Spark Applications

Create and execute compiled MATLAB® applications against Spark™ enabled Hadoop® clusters

Supported Platform: Linux® only.

You can deploy MATLAB applications against Spark in two ways:

  • Deploy tall arrays to a Spark enabled Hadoop cluster

  • Deploy applications using the MATLAB API for Spark

To deploy MATLAB applications that contain tall arrays, see Deploy Tall Arrays to a Spark Enabled Hadoop Cluster. To learn more about how to work with tall arrays, see Tall Arrays (MATLAB).

To deploy MATLAB applications that use functions such as flatMap, which is common in Spark programs, see Deploy Applications Using the MATLAB API for Spark.

The MATLAB API for Spark exposes the Spark programming model to MATLAB. Therefore, you will find Spark functions such as flatMap, mapPartitions, and aggregate that you can readily use when creating your MATLAB applications.

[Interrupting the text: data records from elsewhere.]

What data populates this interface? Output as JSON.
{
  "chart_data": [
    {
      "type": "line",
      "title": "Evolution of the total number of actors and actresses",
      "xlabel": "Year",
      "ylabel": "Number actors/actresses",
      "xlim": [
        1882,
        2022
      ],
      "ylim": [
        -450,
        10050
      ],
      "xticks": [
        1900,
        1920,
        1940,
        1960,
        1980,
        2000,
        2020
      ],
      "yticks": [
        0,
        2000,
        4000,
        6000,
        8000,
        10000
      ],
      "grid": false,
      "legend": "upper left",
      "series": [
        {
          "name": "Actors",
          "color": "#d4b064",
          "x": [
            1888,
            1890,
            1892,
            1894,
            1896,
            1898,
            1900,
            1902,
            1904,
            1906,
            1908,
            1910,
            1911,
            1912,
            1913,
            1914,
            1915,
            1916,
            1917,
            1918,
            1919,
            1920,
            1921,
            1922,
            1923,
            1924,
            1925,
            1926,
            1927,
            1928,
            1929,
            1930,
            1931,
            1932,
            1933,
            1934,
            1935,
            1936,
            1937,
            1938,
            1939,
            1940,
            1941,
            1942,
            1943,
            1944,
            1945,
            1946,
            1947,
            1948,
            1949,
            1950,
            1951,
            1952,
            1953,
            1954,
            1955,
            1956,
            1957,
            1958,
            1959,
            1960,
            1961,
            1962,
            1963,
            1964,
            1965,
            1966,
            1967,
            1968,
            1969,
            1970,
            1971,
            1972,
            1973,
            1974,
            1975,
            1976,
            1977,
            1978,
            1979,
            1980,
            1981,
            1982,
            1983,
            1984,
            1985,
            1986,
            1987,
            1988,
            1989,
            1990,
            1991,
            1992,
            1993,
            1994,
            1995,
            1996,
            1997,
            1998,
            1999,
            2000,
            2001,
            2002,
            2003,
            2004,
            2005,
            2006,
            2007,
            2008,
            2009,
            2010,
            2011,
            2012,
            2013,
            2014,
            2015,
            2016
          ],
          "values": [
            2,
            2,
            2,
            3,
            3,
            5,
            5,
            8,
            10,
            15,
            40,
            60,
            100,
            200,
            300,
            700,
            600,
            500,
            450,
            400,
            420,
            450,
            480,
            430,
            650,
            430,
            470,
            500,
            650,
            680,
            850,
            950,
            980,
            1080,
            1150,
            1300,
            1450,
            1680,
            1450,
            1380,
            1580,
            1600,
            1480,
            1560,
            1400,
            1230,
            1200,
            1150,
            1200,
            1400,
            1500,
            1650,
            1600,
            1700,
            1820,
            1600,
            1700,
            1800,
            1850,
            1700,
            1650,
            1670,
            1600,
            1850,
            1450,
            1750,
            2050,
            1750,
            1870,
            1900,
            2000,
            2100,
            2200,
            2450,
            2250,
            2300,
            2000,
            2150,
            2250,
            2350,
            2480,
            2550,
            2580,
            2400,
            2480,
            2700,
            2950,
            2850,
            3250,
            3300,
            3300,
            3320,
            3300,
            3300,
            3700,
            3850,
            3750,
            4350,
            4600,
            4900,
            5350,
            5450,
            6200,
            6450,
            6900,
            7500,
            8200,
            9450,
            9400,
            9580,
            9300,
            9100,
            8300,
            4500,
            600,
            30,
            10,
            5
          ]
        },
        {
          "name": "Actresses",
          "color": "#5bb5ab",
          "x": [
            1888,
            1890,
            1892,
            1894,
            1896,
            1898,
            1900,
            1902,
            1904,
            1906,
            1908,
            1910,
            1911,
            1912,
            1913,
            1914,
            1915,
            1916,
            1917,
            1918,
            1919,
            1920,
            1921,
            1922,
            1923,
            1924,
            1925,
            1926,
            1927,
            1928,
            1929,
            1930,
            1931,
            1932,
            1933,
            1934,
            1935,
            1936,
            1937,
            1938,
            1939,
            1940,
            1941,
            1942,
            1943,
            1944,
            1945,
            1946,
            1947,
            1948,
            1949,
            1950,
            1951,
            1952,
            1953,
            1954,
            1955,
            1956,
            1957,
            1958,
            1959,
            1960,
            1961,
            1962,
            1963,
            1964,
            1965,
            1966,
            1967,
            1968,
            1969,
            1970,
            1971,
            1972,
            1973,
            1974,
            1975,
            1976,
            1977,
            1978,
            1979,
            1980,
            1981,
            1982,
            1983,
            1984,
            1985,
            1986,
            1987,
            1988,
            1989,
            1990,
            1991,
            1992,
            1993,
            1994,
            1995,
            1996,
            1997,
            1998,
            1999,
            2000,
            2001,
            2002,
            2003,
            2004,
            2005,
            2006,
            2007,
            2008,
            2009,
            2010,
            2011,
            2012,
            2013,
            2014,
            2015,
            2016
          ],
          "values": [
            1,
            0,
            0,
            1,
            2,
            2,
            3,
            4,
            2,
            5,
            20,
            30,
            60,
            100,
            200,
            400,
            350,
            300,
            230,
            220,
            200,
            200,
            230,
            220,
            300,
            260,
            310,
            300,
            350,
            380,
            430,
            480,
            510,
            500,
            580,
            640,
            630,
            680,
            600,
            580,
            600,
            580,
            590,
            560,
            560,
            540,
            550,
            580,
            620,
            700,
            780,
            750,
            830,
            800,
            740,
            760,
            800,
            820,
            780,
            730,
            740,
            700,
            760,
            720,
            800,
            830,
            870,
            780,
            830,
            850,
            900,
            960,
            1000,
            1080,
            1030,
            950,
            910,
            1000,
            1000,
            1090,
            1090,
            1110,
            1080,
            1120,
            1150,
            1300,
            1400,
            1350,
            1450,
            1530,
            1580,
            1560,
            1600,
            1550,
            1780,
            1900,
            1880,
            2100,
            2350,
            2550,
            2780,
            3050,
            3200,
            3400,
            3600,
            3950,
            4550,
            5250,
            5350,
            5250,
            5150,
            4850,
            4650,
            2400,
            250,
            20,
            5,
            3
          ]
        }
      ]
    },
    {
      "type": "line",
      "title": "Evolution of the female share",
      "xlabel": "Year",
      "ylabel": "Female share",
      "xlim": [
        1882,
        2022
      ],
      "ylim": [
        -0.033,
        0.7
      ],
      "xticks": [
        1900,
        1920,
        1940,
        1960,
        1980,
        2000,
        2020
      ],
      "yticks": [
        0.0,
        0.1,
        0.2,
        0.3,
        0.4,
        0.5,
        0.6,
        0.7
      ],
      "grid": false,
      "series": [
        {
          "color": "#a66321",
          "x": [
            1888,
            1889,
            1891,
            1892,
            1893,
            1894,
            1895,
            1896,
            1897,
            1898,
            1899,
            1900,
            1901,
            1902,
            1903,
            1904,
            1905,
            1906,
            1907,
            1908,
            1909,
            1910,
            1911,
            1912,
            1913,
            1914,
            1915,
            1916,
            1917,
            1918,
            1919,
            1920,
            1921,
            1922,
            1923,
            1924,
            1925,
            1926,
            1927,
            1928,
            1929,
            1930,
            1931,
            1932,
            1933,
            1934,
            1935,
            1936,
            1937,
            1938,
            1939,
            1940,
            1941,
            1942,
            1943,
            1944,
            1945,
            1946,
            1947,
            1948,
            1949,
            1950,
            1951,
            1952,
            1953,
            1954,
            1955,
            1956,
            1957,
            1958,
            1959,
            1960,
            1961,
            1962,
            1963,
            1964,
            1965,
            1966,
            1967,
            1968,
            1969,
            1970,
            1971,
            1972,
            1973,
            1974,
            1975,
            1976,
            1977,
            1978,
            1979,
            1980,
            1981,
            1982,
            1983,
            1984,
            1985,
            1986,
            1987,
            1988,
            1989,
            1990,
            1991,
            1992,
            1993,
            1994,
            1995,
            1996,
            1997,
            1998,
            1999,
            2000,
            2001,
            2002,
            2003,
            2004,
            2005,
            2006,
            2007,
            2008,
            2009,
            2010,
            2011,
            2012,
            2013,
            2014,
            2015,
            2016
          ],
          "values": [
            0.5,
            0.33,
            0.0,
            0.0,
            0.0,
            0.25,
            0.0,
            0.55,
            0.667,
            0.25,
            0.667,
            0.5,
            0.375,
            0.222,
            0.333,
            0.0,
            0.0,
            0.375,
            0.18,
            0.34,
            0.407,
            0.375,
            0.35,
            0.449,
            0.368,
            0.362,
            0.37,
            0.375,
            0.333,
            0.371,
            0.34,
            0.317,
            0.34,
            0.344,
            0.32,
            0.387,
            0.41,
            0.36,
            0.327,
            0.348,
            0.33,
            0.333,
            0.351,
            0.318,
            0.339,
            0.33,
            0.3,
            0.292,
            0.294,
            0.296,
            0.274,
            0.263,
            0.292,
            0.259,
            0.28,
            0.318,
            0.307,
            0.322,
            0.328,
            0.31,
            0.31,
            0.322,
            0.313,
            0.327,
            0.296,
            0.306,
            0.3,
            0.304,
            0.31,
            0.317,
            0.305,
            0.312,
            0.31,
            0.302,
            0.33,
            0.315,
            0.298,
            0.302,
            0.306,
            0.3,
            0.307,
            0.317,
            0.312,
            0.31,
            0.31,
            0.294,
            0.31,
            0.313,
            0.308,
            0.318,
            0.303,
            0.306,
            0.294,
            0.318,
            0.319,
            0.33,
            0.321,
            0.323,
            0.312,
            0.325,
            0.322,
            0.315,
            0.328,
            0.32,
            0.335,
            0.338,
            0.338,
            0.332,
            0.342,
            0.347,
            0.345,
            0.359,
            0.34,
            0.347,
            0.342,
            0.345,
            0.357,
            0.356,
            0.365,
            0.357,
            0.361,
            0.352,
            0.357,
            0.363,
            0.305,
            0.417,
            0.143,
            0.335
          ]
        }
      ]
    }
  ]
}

MATLAB applications developed using the MATLAB API for Spark cannot be deployed if they contain tall arrays.

See Apache Spark Basics for a short summary of Spark concepts and a discussion of how deployed MATLAB applications incorporate those concepts.

MATLAB has a vast collection of scientific and engineering algorithms and Spark is a fast and general-purpose engine for large-scale data processing. By deploying MATLAB applications against Spark, you can create applications in MATLAB and execute them against a Spark enabled cluster.

Supported Apache Spark™ Versions: 1.3–2.x.